Ufuk Gündoğdu wies in seiner Stellungnahme zu diesen Entwicklungen auf den Einsatz der Jugendlichen hin und sagte:
"WIR EXISTIEREN AUF DER LINIE UNSERES KAMPFES"
"Wir existieren nicht im Schatten des Palastes, sondern auf der Linie unseres Kampfes. Wir werden natürlich jeden Ort, den ihre Augen sehen, und jede Straße, die sie betreten, mit Bannern ausstatten. Wir werden denjenigen, die die Rechte des Volkes rauben, jeden Tag die Wahrheit ins Gesicht sagen. Meine lieben Freunde in der Jugendorganisation, es gab Personen, die durch eure Stimmen an die Macht gekommen sind und durch eure Arbeit ihre Ämter besetzt haben. Macht euch keine Sorgen. Es gibt diese drei oder fünf jungen Leute, die unsere Partei verraten und euch aus Eigennutz den Rücken gekehrt haben. Wir werden sie jeden Tag daran erinnern."

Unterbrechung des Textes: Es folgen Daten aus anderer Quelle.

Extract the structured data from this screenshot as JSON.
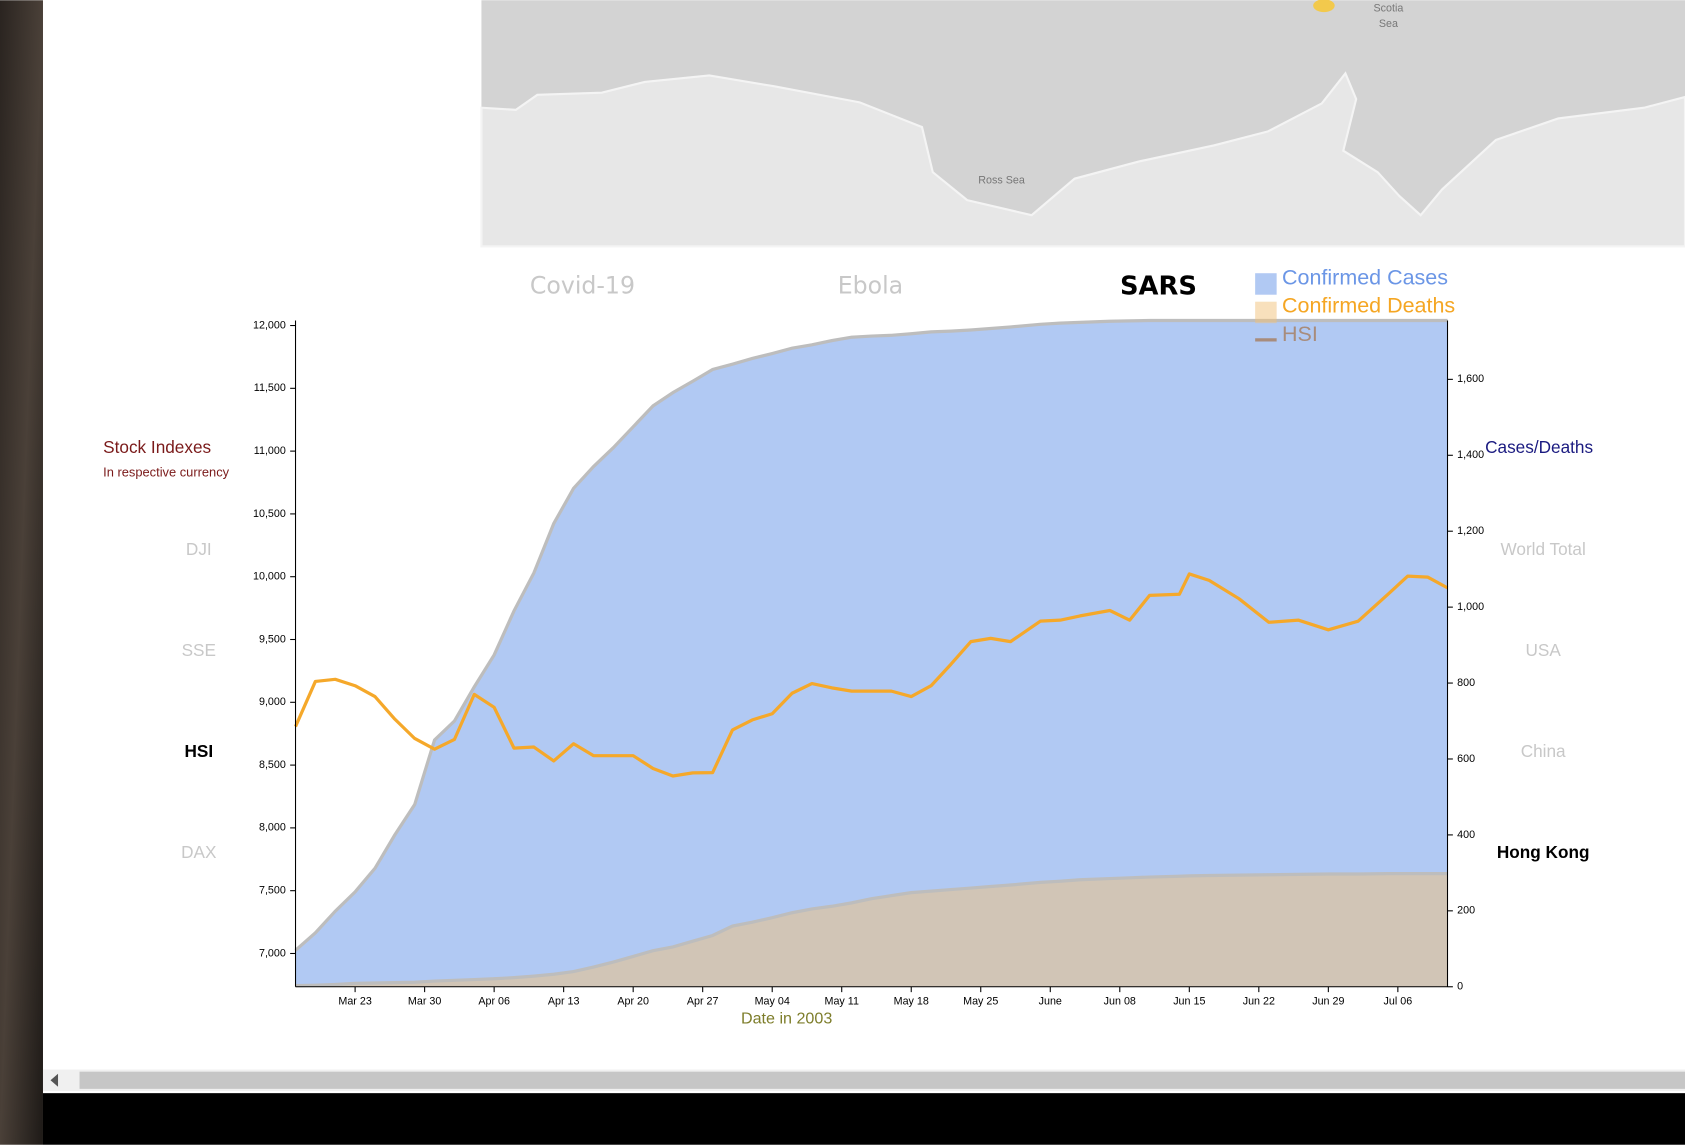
{
  "map": {
    "labels": [
      "Scotia",
      "Sea",
      "Ross Sea"
    ]
  },
  "tabs": {
    "items": [
      "Covid-19",
      "Ebola",
      "SARS"
    ],
    "selected": 2
  },
  "indexes": {
    "items": [
      "DJI",
      "SSE",
      "HSI",
      "DAX"
    ],
    "selected": 2
  },
  "regions": {
    "items": [
      "World Total",
      "USA",
      "China",
      "Hong Kong"
    ],
    "selected": 3
  },
  "chart_data": {
    "type": "area",
    "ylabel": "Stock Indexes",
    "ylabel_note": "In respective currency",
    "y2label": "Cases/Deaths",
    "xlabel": "Date in 2003",
    "xlim": [
      "2003-03-17",
      "2003-07-11"
    ],
    "xticks": [
      {
        "value": "2003-03-23",
        "label": "Mar 23"
      },
      {
        "value": "2003-03-30",
        "label": "Mar 30"
      },
      {
        "value": "2003-04-06",
        "label": "Apr 06"
      },
      {
        "value": "2003-04-13",
        "label": "Apr 13"
      },
      {
        "value": "2003-04-20",
        "label": "Apr 20"
      },
      {
        "value": "2003-04-27",
        "label": "Apr 27"
      },
      {
        "value": "2003-05-04",
        "label": "May 04"
      },
      {
        "value": "2003-05-11",
        "label": "May 11"
      },
      {
        "value": "2003-05-18",
        "label": "May 18"
      },
      {
        "value": "2003-05-25",
        "label": "May 25"
      },
      {
        "value": "2003-06-01",
        "label": "June"
      },
      {
        "value": "2003-06-08",
        "label": "Jun 08"
      },
      {
        "value": "2003-06-15",
        "label": "Jun 15"
      },
      {
        "value": "2003-06-22",
        "label": "Jun 22"
      },
      {
        "value": "2003-06-29",
        "label": "Jun 29"
      },
      {
        "value": "2003-07-06",
        "label": "Jul 06"
      }
    ],
    "ylim": [
      6735,
      12040
    ],
    "yticks": [
      {
        "value": 7000,
        "label": "7,000"
      },
      {
        "value": 7500,
        "label": "7,500"
      },
      {
        "value": 8000,
        "label": "8,000"
      },
      {
        "value": 8500,
        "label": "8,500"
      },
      {
        "value": 9000,
        "label": "9,000"
      },
      {
        "value": 9500,
        "label": "9,500"
      },
      {
        "value": 10000,
        "label": "10,000"
      },
      {
        "value": 10500,
        "label": "10,500"
      },
      {
        "value": 11000,
        "label": "11,000"
      },
      {
        "value": 11500,
        "label": "11,500"
      },
      {
        "value": 12000,
        "label": "12,000"
      }
    ],
    "y2lim": [
      0,
      1755
    ],
    "y2ticks": [
      0,
      200,
      400,
      600,
      800,
      {
        "value": 1000,
        "label": "1,000"
      },
      {
        "value": 1200,
        "label": "1,200"
      },
      {
        "value": 1400,
        "label": "1,400"
      },
      {
        "value": 1600,
        "label": "1,600"
      }
    ],
    "grid": false,
    "x": [
      "2003-03-17",
      "2003-03-19",
      "2003-03-21",
      "2003-03-23",
      "2003-03-25",
      "2003-03-27",
      "2003-03-29",
      "2003-03-31",
      "2003-04-02",
      "2003-04-04",
      "2003-04-06",
      "2003-04-08",
      "2003-04-10",
      "2003-04-12",
      "2003-04-14",
      "2003-04-16",
      "2003-04-18",
      "2003-04-20",
      "2003-04-22",
      "2003-04-24",
      "2003-04-26",
      "2003-04-28",
      "2003-04-30",
      "2003-05-02",
      "2003-05-04",
      "2003-05-06",
      "2003-05-08",
      "2003-05-10",
      "2003-05-12",
      "2003-05-14",
      "2003-05-16",
      "2003-05-18",
      "2003-05-20",
      "2003-05-22",
      "2003-05-24",
      "2003-05-26",
      "2003-05-28",
      "2003-05-31",
      "2003-06-02",
      "2003-06-04",
      "2003-06-07",
      "2003-06-09",
      "2003-06-11",
      "2003-06-14",
      "2003-06-15",
      "2003-06-17",
      "2003-06-20",
      "2003-06-23",
      "2003-06-26",
      "2003-06-29",
      "2003-07-02",
      "2003-07-05",
      "2003-07-07",
      "2003-07-09",
      "2003-07-11"
    ],
    "series": [
      {
        "name": "Confirmed Cases",
        "type": "area",
        "axis": "y2",
        "color": "#b1c9f3",
        "legend_color": "#6b96e6",
        "values": [
          96,
          142,
          199,
          250,
          312,
          400,
          480,
          650,
          700,
          790,
          874,
          990,
          1090,
          1220,
          1313,
          1370,
          1420,
          1475,
          1530,
          1565,
          1595,
          1626,
          1640,
          1655,
          1668,
          1682,
          1691,
          1702,
          1711,
          1714,
          1716,
          1720,
          1725,
          1727,
          1730,
          1734,
          1738,
          1745,
          1748,
          1750,
          1753,
          1754,
          1755,
          1755,
          1755,
          1755,
          1755,
          1755,
          1755,
          1755,
          1755,
          1755,
          1755,
          1755,
          1755
        ]
      },
      {
        "name": "Confirmed Deaths",
        "type": "area",
        "axis": "y2",
        "color": "#f2c27a",
        "legend_color": "#f5a623",
        "values": [
          3,
          4,
          6,
          9,
          10,
          11,
          12,
          15,
          17,
          19,
          21,
          24,
          28,
          33,
          40,
          52,
          65,
          80,
          95,
          105,
          120,
          135,
          160,
          170,
          182,
          195,
          205,
          212,
          221,
          232,
          240,
          248,
          252,
          256,
          260,
          264,
          268,
          275,
          278,
          282,
          285,
          287,
          289,
          291,
          292,
          293,
          294,
          295,
          296,
          297,
          297,
          298,
          298,
          298,
          298
        ]
      },
      {
        "name": "HSI",
        "type": "line",
        "axis": "y",
        "color": "#f5a82a",
        "legend_color": "#a88c7c",
        "values": [
          8807,
          9166,
          9183,
          9132,
          9046,
          8866,
          8712,
          8627,
          8704,
          9063,
          8960,
          8635,
          8644,
          8533,
          8670,
          8575,
          8575,
          8575,
          8473,
          8413,
          8438,
          8440,
          8780,
          8860,
          8909,
          9072,
          9149,
          9115,
          9089,
          9089,
          9089,
          9046,
          9132,
          9303,
          9483,
          9509,
          9483,
          9646,
          9654,
          9688,
          9731,
          9654,
          9851,
          9860,
          10022,
          9971,
          9825,
          9637,
          9654,
          9577,
          9646,
          9860,
          10005,
          9997,
          9911
        ]
      }
    ]
  }
}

Gündoğdu betonte, dass sie gegen die Missachtung der Arbeit der Jugendlichen kämpfen werden, und erklärte: "Wir werden als junge Menschen gewinnen, die nicht in der Marketingbranche ohne Schweiß arbeiten, sondern die mit ihrem Schweiß und ihrer Arbeit ihre Spuren auf den Straßen hinterlassen."